Some people believe girls’ clothing in schools is regulated far more harshly than boys’ clothes ever will be. Girls are called in to see the principal due to their clothing, not fitting school norms. The reasons for getting into trouble sometimes might seem random and arbitrary, and girls are often punished for wearing undergarments showing ‘too much’ skin or wearing ‘sexualized’ clothing.
“We wanted to develop a dress code that is easier for parents and students to understand and promotes gender equality,” Chuck Lionberger, the media spokesperson for the Roanoke County School District, told Bored Panda. “This new dress code removes much of the ambiguity over what is appropriate, while also allowing ypung kids and students more flexibility to be expressive in an appropriate manner,”

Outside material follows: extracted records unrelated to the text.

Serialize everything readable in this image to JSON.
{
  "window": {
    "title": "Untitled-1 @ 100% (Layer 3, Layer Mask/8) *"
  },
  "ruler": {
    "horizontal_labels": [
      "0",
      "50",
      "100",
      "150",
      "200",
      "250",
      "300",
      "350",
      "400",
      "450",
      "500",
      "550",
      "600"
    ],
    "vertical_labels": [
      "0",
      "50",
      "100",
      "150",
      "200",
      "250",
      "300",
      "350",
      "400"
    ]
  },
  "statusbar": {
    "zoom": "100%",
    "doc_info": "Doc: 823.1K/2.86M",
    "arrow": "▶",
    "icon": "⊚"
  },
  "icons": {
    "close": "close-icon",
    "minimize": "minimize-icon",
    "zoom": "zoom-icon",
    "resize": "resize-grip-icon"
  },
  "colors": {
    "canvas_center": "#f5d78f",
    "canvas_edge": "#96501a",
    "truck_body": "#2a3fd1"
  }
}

“We have been working on this new dress code for about a year. Following an extensive effort to gather input from students, parents, principals, and teachers, through surveys and focus groups, we collected this data to develop a draft dress code to present to the school board. The board suggested some adjustments, and after implementing these positive changes, the board approved the dress code on July 11.”
Lionberger added that “this dress code will remain in place until the next time we feel we need to make adjustments. Every few years, we revisit our dress code to make sure it is current and reflects the interests of students and parents.”
The new dress code was created to be gender-neutral, after careful deliberation between students, parents and teachers
Image credits: ACLU of Virginia
“The old dress codes we had and that many schools have today single out girls for bra straps and undergarments and many things girls wear,” Don Butzer, the Chairman of the Roanoke County School Board told Today Style.
“The new policy is probably the most progressive in Virginia,” claimed Butzer. “Our goal was to make it as simple as possible.”
Some people believe that the dress code adopted by Roanoke County Public Schools should become mandatory everywhere in the United States
Image credits: Shelby Henderson
Meanwhile, Roanoke County Public Schools superintendent Ken Nicely told Yahoo Lifestyle that they are “promoting a school and classroom climate in which all students have a sense of belonging and inclusiveness.”
“Adopting a more gender-neutral dress code is an important part of helping us achieve that goal,” said Nicely.
Please watch the video below to get a better understanding of the changes taking place in Virginia
The old Roanoke County Public Schools’ uniform guidelines from 2016 stated that shorts and skirt length should be no higher than mid-thigh, undergarments (including bra straps), cleavage, or midriffs should not be exposed, while shoes are required at all times.
Furthermore, the Roanoke County School Board had previously banned sleeves with oversized armholes, see-through garments, torn, or ripped clothing, oversized clothing, shirts with spaghetti straps, tube tops, pajamas, bedroom slippers, metal chains, accessories with spikes, dog chains or collars, sunglasses and headgear.